Analysis of virtual memory

I haven't updated my blog for a long time, and I 've been confused by the virtual memory recently. I 've been turning to Google for almost half a month and trying to get a clue, but I don't know much about the basic knowledge, let's look at what virtual space is. This article focuses on the analysis of virtual space occupied by a process.

First look at top

Top-18:34:57 up 4 days, 4 Users, load average: 0.00, 0.00, 0.00
Task: 114 total, 1 running, 113 sleeping, 0 stopped, 0 zombie
CPU (s): 0.2% us, 0.2% Sy, 0.0% Ni, 99.7% ID, 0.0% wa, 0.0% hi, 0.0% Si, 0.0% St
Mem: 4051424 k total, 3612920 K used, 438504 K free, 200040 K Buffers
Swap: 8385920 k total, 0 K used, 8385920 K free, 3114324 K cached

Here we will focus on swap. When the physical memory space is insufficient, the content of the virtual space of the process will be placed in the SWAp partition on the hard disk,

[Root @ web-dev-146 ~] # Cat/proc/SWAPs
Filename type size used priority
/Dev/sda3 partition 8385920 0-2

It is obvious that 8 GB is divided into hard disk partitions to store process virtual space content data.

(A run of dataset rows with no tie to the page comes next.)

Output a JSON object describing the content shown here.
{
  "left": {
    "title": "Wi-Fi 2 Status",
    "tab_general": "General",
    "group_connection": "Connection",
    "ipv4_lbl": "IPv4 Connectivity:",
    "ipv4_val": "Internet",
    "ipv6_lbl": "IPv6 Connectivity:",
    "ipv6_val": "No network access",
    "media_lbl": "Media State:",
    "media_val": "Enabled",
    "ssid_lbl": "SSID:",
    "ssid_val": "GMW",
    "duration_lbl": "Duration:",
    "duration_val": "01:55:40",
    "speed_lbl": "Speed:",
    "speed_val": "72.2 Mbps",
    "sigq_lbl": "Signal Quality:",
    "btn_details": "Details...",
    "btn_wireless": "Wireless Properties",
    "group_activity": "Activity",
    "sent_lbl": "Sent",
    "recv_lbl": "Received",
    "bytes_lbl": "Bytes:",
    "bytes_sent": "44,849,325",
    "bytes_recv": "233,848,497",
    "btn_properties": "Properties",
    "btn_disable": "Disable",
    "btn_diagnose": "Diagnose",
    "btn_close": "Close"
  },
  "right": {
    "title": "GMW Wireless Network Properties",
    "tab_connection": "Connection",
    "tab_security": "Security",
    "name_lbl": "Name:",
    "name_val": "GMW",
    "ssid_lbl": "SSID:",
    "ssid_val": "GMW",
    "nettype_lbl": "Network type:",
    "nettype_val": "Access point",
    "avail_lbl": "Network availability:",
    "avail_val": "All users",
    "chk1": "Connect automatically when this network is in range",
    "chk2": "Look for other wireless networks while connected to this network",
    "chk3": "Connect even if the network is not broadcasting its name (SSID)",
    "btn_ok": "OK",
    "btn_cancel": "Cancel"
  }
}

For Shared Memory ing, the page missing exception handler first searches for the target page in the SWAp cache (the physical page that conforms to address_space and offset). If it is found, the address is directly returned. If it is not found, determines whether the page is in the SWAp area. If the page is in, perform a swap operation. If neither of the above conditions is met, the handler allocates a new physical page, and insert it into the page cache. The process will eventually update the process page table.

We will analyze the role of swap cache through the instance later.

The size in SWAp cached is

Free

Total used free shared buffers cached
Mem: 4051424 3613052 438372 0 200072 3114368
-/+ Buffers/cache: 298612 3752812
Swap: 8385920 0 8385920

It indicates that reading files occupies such a large amount of physical space and is used to cache opened files.

There is no need to release the operating system from the cache as much memory as needed, so you don't have to worry about it, however, through our example, we can see that swap cache is growing because we use file ing and read the file content.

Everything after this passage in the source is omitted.